Step 1. Download the genome for Arabidopsis thaliana
The unix command wget
allows us to fetch data from servers. Not every UNIX command
means something, but wget’s name is derived from World Wide Web + get = wget. Here’s
how we use it:
wget https://www.arabidopsis.org/download_files/Genes/TAIR10_genome_release/TAIR10_chromosome_files/TAIR10_chr_all.fas
That’s it, just two parts: wget [path-to-what-we-want-to-fetch]
Step 2. Let’s see what the genome looks like
Use the command less
to open up the FASTA file:
less TAIR10_chr_all.fas
This is what FASTA format looks like. FASTA format contains two major parts:
A header that starts with “>” and includes information about
The sequence on the next line(s). Sometimes the header can have information about the chromosome number (as you see here). Other genomes are not so perfect, and might be in hundreds or thousands of pieces.
Just like in Microsoft Word, you can use another UNIX program to find words or characters. This is really helpful if we just want to look at every line that has a FASTA header with the “>” character.
grep ">" TAIR10_chr_all.fas
The Arabidopsis genome is incredibly high quality, since people have been improving it for nearly 20 years. You should see FASTA headers for 5 nuclear chromosomes, one chloroplast genome, and one mitochondrial genome.
Step 3. View gene annotation sequences in a FASTA file
Use your new set of UNIX vocabulary to download the peptide sequences for Arabidopsis. Here’s the link:
https://www.arabidopsis.org/download_files/Sequences/Araport11_blastsets/Araport11_genes.202106.pep.fasta.gz
This file ends in “.gz”. This means that it is compressed using a program called gzip. This is a very common and nifty compression tool, just like .zip files on Windows and MacOS. To decompress this file, all we need to do is:
gzip -d filename
The -d
flag means “decompress”. What if we want to compress something?
gzip filename
Mastering Content
Step 1
Count the number of genes in the Arabidopsis peptide fasta file.
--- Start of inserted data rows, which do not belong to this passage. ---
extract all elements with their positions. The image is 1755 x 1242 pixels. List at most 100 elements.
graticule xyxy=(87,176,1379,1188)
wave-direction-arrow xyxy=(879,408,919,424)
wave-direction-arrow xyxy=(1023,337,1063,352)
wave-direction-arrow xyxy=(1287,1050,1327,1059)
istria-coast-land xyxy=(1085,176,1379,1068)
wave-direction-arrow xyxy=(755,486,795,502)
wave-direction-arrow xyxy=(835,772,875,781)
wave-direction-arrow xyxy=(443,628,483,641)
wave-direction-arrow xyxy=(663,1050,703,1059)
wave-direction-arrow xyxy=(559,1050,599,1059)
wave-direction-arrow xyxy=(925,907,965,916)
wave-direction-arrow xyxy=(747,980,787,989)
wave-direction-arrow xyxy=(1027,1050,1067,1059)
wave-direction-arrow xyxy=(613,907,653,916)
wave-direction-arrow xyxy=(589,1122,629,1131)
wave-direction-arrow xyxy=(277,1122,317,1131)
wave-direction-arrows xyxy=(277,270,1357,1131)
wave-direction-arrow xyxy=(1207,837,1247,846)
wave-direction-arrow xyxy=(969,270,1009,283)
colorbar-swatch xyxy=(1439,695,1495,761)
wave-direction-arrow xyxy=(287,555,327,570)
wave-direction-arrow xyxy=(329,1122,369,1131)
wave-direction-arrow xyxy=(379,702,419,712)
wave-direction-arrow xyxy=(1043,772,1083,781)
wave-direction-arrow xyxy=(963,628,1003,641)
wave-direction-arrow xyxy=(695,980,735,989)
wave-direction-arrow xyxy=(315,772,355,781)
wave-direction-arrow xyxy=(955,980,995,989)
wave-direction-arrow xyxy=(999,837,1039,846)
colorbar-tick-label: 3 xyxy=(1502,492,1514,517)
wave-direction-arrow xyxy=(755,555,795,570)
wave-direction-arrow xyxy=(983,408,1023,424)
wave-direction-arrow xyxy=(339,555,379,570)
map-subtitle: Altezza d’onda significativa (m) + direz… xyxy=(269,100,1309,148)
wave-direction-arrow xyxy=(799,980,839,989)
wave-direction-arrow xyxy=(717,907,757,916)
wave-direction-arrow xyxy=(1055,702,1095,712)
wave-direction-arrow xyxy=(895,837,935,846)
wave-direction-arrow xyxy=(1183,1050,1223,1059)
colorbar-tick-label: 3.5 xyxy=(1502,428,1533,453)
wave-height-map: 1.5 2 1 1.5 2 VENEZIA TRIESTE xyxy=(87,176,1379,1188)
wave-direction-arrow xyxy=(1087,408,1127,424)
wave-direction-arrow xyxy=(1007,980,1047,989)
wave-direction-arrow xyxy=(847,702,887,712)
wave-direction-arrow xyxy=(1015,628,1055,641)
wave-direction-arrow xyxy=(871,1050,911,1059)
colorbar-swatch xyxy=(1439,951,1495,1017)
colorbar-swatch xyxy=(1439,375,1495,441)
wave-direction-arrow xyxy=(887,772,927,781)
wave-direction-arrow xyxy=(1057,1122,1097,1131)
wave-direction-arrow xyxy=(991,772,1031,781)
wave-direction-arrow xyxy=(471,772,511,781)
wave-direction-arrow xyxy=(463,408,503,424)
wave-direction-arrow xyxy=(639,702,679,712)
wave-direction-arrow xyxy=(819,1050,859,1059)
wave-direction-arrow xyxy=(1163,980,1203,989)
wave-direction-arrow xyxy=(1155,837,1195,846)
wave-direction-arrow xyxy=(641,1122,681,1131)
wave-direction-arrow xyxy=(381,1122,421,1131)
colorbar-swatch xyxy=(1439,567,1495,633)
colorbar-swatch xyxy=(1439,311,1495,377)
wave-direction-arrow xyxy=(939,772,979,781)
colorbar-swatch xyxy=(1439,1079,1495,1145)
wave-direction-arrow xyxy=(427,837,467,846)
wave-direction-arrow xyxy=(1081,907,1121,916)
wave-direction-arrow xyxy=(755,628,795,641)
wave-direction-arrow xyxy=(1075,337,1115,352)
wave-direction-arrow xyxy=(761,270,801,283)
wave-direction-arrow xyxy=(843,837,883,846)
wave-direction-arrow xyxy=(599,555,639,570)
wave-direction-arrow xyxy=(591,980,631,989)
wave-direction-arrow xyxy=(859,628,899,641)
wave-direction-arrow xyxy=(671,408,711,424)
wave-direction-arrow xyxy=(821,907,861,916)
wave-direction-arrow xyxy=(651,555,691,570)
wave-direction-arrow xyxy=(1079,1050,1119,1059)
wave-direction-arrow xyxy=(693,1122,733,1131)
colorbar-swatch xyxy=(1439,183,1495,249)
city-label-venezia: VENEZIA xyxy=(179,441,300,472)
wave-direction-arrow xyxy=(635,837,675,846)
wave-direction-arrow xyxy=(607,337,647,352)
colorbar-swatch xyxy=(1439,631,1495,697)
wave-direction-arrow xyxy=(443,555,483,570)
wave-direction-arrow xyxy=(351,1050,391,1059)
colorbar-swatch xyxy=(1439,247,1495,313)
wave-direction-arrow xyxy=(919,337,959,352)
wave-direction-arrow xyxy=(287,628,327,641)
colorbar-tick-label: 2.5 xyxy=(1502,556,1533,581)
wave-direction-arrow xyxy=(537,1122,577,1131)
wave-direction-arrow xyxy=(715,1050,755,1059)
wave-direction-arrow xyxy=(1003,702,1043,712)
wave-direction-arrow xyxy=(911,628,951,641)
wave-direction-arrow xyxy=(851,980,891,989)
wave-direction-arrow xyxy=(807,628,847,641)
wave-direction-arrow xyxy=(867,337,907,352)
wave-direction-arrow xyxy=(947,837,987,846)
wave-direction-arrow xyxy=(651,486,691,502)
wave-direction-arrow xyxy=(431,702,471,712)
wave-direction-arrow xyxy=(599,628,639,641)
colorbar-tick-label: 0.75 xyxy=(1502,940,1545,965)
Hint: You know how to use grep now. Is there a flag you can add to grep
that
will count things for you? Use man and/or Google. If you get stuck, rely on your
colleagues, friends, and classmates in the discussion forum — this is real life,
after all.
Step 2
Plants have canonical repeat motifs at their telomeres, usually “CCCTAAA” for most monocots and eudicots (side note: monocots in the Asparagales order often have “CCCTAA” telomere repeats, like humans).
Count the number of times that the string “CCCTAAA” occurs in the genome fasta file. Is this a robust way to measure of the length of telomeres in Arabidopsis?